Di Indonesia, beberapa peneliti memperkirakan bahwa peningkatan kasus alergi mencapai 30 persen per tahunnya. Menurut pakar alergi-imunologi anak, DR Dr Zakiudin Munasir SpA(K), alergi dipengaruhi faktor genetik. Karena itu, pencegahan alergi perlu dilakukan sedini mungkin.
"Pencegahan alergi sedini mungkin sangat dianjurkan guna mengurangi dampak yang ditimbulkan pada kehidupan anak di kemudian hari. Gejala alergi yang dapat menyebabkan gangguan pada hidung, tenggorokan, telinga, mata, saluran pernapasan, pencernaan hinga kulit ini dapat mempengaruhi kesehatan dan kenyamanan anak dalam beraktifitas sehari-hari," katanya, Rabu (22/2).

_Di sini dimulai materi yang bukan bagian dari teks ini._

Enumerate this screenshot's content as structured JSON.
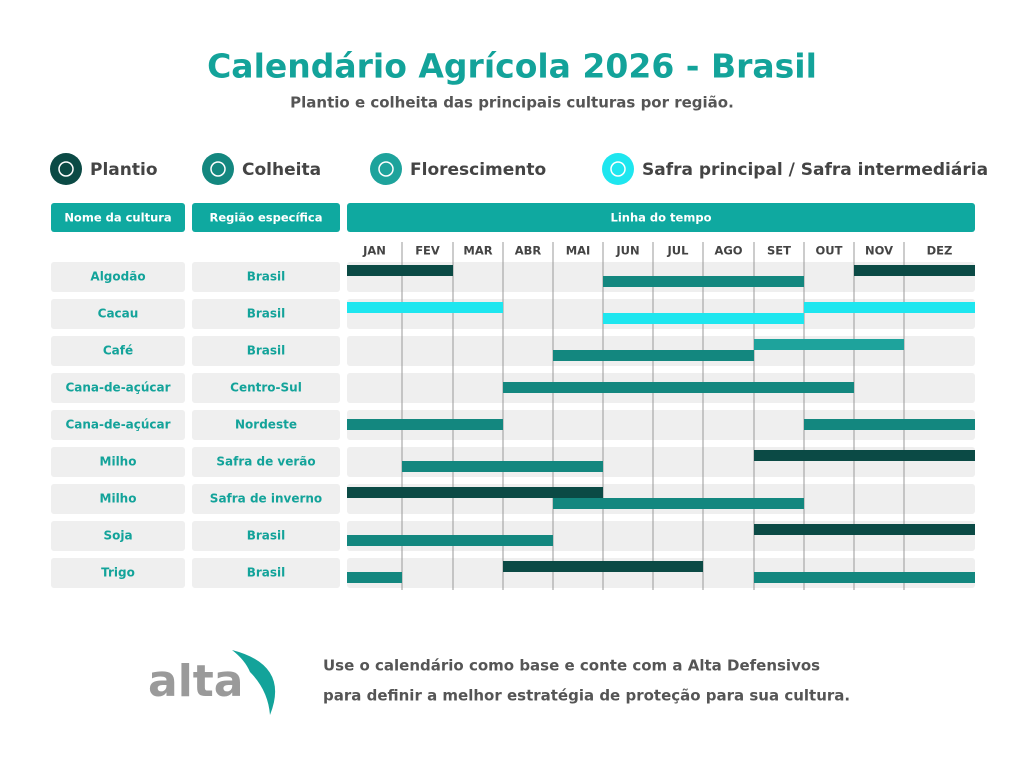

Dampak alergi disebut Zakiudin dapat mempengaruhi kualitas hidup anak seperti terbatasnya aktivitas belajar, bermain, sulit kosentrasi hingga sulit tidur. Sedangkan indikator paling tepat untuk deteksi dini alergi adalah melalui riwayat keluarga, karena alergi bersifat genetik. Menurut Zakiudin, pada orang tua yang tidak memiliki riwayat alergi, bayi tetap memiliki risiko alergi sebesar 5-15 persen.